Following Trump’s announcement, DACA recipients held rallies at the White House and across the nation to call attention to their plight and to the benefits of the program.
“It allowed me to blend into society in every way,” says Monica Lazaro, 24, who was born in Honduras but raised in Miami, Florida.
DACA made it possible for her to get a driver’s license, pay in-state college tuition, get a job, and live without fear.

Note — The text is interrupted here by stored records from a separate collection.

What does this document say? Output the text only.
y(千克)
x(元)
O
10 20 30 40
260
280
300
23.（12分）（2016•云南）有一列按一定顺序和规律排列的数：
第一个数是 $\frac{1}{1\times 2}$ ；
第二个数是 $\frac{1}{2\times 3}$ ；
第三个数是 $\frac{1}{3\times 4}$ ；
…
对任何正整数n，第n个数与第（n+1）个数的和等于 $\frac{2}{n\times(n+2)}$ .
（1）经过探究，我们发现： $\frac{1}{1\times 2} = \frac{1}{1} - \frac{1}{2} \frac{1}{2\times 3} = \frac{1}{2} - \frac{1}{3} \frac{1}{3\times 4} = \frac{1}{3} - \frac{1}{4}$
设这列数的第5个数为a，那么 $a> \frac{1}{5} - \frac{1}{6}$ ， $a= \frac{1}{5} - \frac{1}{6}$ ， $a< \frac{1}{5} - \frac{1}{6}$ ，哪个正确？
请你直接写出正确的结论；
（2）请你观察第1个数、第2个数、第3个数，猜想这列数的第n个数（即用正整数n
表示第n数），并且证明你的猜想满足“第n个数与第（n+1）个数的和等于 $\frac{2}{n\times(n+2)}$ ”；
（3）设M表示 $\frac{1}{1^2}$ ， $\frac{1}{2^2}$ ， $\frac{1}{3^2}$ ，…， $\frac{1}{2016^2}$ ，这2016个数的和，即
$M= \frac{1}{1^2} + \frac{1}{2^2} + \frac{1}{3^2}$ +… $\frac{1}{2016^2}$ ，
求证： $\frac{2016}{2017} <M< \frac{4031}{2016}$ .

Lazaro has been working as a research associate at Nova Southeastern University in Florida, and recently received security clearance to work at the Veterans Administration Hospital in Miami.
“Without DACA, I would be fired immediately,” she says.
In the five years since they were granted legal protection, DACA recipients have become deeply integrated into American society. A survey by the Center for American Progress found that at least 18 of the top 25 Fortune 500 companies employ DACA recipients. Another recent survey found that 73 percent of DACA recipients have at least one close family member—a sibling, a spouse, or a child—who’s a U.S. citizen. And according to a recent NBC News poll, 64 percent of Americans support the program.
Lazaro is trying to see the DACA announcement as an opportunity to get organized and push Congress to act.
“This is not the end,” she says. “It is just the beginning.”
* The term Dreamers comes from the Dream Act, a bill first introduced in Congress in 2001 that would legally protect young people brought to the country illegally as children. It has never passed.